Clinical trial data associate extended clopidogrel therapy with increased mortality and cancer. We sought to determine the impact of continued clopidogrel use on mortality and cancer within a patient-level meta-analysis of randomized clinical trials.Methods and Results—
Meta-analytic clinical event rates for all-cause, cardiovascular, noncardiovascular, and cancer-related mortality; cancer; myocardial infarction; stroke; and fatal and major nonfatal bleeding were generated using patient-level data from 6 randomized trials comparing prolonged versus no or short-duration clopidogrel on a background of aspirin in patients with cardiovascular and cerebrovascular disease. Among 48 817 randomized patients (median follow-up 546 days), there was no difference in all-cause (7.23% versus 7.26%; P=0.97), cardiovascular (5.25% versus 5.22%; P=0.86), noncardiovascular (1.98% versus 2.03%; P=0.73), and cancer-related (0.93% versus 0.99%; P=0.59) mortality or in new cancer diagnoses (2.97% versus 2.96%; P>0.99).

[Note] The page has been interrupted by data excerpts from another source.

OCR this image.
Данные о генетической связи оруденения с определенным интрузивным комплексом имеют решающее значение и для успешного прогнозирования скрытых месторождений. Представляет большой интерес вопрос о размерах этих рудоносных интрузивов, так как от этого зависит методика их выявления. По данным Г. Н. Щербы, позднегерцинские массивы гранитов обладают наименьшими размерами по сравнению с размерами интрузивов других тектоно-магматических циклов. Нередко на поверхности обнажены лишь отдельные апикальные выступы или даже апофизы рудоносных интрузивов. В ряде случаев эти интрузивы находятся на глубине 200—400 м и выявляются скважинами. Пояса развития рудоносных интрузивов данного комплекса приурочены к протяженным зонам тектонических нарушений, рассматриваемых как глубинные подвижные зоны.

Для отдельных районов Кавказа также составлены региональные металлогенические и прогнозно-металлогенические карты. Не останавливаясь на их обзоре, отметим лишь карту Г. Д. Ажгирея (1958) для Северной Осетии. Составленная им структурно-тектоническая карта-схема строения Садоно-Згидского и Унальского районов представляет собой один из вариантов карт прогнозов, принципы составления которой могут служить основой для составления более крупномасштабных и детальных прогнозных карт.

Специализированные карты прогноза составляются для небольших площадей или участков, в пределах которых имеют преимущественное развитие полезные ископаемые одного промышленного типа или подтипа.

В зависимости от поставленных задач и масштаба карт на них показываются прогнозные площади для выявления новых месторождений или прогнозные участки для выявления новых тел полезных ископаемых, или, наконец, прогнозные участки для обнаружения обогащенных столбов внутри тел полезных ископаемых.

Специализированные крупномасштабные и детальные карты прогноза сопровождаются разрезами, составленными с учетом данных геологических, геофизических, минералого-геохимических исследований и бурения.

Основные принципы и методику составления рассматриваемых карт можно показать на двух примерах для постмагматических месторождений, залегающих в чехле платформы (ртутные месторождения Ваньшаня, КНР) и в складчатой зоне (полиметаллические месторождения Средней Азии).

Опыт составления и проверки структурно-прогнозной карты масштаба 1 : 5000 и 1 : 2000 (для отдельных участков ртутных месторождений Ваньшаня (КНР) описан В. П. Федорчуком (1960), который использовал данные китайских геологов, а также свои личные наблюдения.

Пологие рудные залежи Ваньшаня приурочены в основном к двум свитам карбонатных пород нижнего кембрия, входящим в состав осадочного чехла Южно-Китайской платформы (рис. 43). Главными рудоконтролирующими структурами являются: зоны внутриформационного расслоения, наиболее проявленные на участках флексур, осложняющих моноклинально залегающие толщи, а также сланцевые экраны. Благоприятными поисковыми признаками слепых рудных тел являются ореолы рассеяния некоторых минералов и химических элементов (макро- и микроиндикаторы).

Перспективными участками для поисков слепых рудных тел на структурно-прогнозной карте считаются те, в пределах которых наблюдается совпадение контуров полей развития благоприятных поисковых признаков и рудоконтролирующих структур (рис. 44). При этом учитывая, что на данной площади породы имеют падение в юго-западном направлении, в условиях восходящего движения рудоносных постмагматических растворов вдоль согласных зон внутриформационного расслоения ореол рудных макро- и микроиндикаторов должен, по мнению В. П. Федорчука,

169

Rates of myocardial infarction (3.21% versus 4.05%; P<0.0001) and stroke (3.04% versus 3.75%; P<0.0001) were significantly lower in patients receiving continued clopidogrel. Fatal bleeding was more common with continued clopidogrel use (0.39% versus 0.27%; P=0.03), as were major nonfatal bleeding (4.06% versus 2.68%; P<0.0001) and intracranial hemorrhage (0.43% versus 0.30%; P=0.02).Conclusions—
Across trials of cardiovascular and cerebrovascular disease, extended-duration clopidogrel on a background of aspirin has no overall effect on mortality or cancer but does reduce rates of myocardial infarction and stroke and increase rates of bleeding. These findings emphasize the need for selective use of extended clopidogrel therapy in patients in whom the risks of ischemia are not fully counterbalanced by the risks of bleeding.